Abstract

Crime rates and the quality of life do not necessarily change in direct response to changes in the physical and social characteristics of neighborhoods. Developments that have an indirect effect on increasing crime rates and fear of crime include neighborhood disinvestment, demolition and construction activities, demagoguery, and deindustrialization. Other factors such as government programs, collective neighborhood action, and individual initiatives and interventions help to maintain neighborhood stability. Fear of crime in declining neighborhoods does not always accurately reflect actual crime levels. It is derived from primary and secondary knowledge of neighborhood crime rates, observable evidence of physical and social disorder, and prejudices arising from changes in neighborhood ethnic composition. Regardless of its source, fear of crime may stimulate and accelerate neighborhood decline. Increasing fear of crime may cause individuals to withdraw physically and psychologically from community life.

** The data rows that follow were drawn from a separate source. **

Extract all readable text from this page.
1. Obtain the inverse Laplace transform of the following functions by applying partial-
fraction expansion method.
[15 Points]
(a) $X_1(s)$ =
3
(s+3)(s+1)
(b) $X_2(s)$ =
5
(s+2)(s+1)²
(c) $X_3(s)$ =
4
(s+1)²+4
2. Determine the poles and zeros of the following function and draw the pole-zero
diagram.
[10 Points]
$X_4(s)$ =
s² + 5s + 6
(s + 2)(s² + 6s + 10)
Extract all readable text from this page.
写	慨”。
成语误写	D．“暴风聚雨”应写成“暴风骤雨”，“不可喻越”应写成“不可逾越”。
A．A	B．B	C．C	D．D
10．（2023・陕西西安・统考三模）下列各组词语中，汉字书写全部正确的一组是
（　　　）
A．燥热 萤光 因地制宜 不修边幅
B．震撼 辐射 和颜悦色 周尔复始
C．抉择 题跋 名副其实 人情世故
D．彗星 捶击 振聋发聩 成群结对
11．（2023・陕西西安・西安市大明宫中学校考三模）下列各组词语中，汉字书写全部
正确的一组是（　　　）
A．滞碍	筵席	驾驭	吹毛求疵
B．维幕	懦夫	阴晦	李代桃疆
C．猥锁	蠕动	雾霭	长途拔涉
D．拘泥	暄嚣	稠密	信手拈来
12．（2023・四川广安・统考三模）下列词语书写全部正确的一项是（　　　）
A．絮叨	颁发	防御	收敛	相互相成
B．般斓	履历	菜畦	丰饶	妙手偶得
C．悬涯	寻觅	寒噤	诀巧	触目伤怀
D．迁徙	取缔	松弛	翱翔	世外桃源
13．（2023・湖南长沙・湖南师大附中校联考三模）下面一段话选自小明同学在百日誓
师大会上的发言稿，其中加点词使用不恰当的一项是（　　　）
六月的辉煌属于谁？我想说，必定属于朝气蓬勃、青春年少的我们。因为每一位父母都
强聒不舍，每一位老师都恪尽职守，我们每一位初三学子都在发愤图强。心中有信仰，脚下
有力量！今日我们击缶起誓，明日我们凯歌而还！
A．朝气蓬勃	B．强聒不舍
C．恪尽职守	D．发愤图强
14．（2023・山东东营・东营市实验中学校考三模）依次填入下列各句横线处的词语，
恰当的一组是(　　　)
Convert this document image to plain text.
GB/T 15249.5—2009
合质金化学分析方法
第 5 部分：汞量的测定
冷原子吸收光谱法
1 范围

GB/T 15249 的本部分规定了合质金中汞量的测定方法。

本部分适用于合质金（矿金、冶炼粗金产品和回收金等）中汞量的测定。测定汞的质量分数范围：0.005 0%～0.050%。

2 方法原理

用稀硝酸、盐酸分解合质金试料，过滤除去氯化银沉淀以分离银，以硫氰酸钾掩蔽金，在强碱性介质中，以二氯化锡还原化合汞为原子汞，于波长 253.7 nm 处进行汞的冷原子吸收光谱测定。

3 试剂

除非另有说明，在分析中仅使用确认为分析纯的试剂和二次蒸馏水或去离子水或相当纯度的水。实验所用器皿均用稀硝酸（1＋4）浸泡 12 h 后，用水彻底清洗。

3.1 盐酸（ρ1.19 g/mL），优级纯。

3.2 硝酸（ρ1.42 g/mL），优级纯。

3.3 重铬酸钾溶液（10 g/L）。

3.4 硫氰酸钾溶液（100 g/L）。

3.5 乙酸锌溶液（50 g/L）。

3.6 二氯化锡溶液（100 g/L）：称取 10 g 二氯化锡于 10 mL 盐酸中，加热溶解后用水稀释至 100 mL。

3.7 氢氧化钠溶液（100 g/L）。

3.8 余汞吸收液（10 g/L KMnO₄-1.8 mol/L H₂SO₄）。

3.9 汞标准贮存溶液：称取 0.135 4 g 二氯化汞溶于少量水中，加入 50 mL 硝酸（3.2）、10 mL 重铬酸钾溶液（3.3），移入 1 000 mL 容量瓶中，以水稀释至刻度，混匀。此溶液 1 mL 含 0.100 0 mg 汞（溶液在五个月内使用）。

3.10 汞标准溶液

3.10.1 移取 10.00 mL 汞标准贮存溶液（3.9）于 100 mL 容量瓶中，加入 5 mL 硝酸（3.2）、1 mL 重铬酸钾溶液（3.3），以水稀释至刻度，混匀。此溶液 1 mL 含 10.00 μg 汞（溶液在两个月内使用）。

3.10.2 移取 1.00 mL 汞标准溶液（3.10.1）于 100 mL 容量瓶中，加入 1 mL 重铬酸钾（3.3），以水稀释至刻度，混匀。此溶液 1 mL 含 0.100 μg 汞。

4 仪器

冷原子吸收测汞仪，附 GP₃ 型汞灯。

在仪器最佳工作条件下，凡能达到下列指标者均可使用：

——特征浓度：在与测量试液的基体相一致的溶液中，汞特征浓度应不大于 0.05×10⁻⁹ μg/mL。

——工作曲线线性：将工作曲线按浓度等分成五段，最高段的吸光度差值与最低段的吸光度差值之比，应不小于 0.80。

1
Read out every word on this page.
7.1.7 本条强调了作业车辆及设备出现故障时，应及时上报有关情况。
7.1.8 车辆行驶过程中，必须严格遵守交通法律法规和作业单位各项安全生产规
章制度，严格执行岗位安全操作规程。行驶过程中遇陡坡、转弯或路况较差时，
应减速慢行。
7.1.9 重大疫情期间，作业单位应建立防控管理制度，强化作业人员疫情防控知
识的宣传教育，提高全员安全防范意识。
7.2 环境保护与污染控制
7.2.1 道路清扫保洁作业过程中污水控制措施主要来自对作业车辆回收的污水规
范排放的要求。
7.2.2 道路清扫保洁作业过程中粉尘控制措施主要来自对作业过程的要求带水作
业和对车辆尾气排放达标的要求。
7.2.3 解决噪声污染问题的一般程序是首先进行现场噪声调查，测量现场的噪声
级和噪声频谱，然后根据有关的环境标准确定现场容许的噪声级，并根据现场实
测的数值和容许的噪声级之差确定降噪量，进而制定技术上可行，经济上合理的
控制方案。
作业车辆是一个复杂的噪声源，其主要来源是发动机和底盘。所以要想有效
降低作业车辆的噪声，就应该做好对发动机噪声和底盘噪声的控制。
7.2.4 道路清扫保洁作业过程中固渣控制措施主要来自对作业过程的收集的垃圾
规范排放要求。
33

This weakens informal processes of social control that inhibit crime and disorder, and it produces a decline in the organizational life and the mobilization capacity of a neighborhood. Fear may also contribute to the deterioration of business conditions. The importation and local production of delinquency and deviance may also be influenced by perceptions of neighborhood crime rates. Changes in the composition of the resident population may be stimulated by the cumulative effects of fear. Fear of crime does not inevitably encourage or result in urban decline as "gentrification" demonstrates.